Earlier this week, a unanimous vote was placed by the Senate in Kentucky to pass Bill 124, which allows a marijuana oil to be used to treat various forms of childhood epilepsy. The bill was sponsored by Louisville Republican Senator Julie Denton, whose state joins Utah and Georgia as other locations trying to pass a similar bill.
In the U.S. there are 2.3 million people with epilepsy and over 1 million of those whose condition can not be controlled by medicine. If the bill is passed, the extract cannabidiol, CBD for short, can be used in studies approved by the Federal Drug Administration without the classification of it as marijuana. CBD is non-psychoactive and has low THC content, in other words it does not get one “high” and it is taken in liquid form. The bill will allow children suffering from severe seizures to be treated by the FDA in their trials. Furthermore, the use of the oil can be used if a state research hospital recommends it.
There have been stories that have proven CBD as being effective, including Charlotte in Colorado, the 5-year-old daughter of Paige Figi. Charlotte was diagnosed with Dravet Syndrome, a rare form of childhood epilepsy which led to 300 seizures weekly. After taking CBD twice a day with her food, the seizures began to nearly stop. Figi posted her and her daughter’s story on-line which has become a phenomenon.
The passing of the bill legalizing marijuana oil in Kentucky is part of a larger movement.
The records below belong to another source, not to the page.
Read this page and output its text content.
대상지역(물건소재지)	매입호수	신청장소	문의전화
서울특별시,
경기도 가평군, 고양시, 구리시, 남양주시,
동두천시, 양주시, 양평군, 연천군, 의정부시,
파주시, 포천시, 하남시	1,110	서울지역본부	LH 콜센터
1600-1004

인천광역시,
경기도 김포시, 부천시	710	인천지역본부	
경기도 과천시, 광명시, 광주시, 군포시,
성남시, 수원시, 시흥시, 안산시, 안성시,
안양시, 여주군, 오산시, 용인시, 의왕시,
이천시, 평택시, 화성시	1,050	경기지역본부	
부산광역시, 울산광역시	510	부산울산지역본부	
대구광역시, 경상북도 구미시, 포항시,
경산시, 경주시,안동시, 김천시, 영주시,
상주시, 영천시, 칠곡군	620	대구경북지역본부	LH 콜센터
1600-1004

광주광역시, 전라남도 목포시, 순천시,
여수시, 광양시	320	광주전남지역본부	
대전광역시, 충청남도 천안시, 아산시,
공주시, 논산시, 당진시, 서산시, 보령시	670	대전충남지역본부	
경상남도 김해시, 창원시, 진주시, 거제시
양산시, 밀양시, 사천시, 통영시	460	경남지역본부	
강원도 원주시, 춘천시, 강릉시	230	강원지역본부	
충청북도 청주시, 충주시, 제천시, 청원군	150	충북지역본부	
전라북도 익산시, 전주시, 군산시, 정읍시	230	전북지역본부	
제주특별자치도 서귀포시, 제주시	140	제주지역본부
A story in Wisconsin on March 3 looked at what is titled the “mommy lobby,” mothers of children with severe forms of epilepsy who have been fighting to legalize the drug as medical treatment. This is all a dramatic shift from 30 to 40 years ago when mothers fought to criminalize marijuana due to their concern for the lives of their teenage children.
Now, in Wisconsin, a bipartisan bill was passed to allow parents to use the drug on children for medical reasons due to the efforts of Sally Schaeffer. The 39-year-old mother pushed and pleaded for the passing of the bill for her 6-year-old daughter who was suffering from life-threatening and uncontrollable seizures. The mother movement to legalize medical marijuana has spread to other states, including Florida, Utah, New York, North Carolina, and Georgia.
Marijuana is currently classified as a substance in Schedule I, which is a category that contains dangerous illegal substances with no “accepted medical use.” As a result, legal research on marijuana in the U.S. is tough due to the problems of funding and obtaining cannabis. Schedule III is the classification that those in support of medical marijuana are pushing for the drug to be classified as. The category accepts marijuana as being used for medical purposes. The reclassification would allow for federal funding, which would help for better research on the potential benefits of medical marijuana.
One of the bigger groups not in support of medical marijuana are the American Epilepsy Society, a group that supports professionals in the epilepsy field. They note how there is a lack of information on the safety and the efficacy of the drug. Sharon Levy, the chair of the American Academy of Pediatrics committee on substance abuse, echoes the Society’s sentiments stating how she understands that research on treatment for medical marijuana is not moving fast enough for children with forms of severe epilepsy; however, for any medicine there are always long-term effects, that of which should not be ignored. The thought of parents giving dosages without understanding the effects is something that is unfavorable to Levy.
Overall, the growing support from Americans for medical marijuana is increasing rapidly. In Kentucky, the chances of the CBD oil being legalized so that it could be used to treat epilepsy are likely, said Denton. Bill 124 has now passed unto the House of Representatives and a decision should be made soon.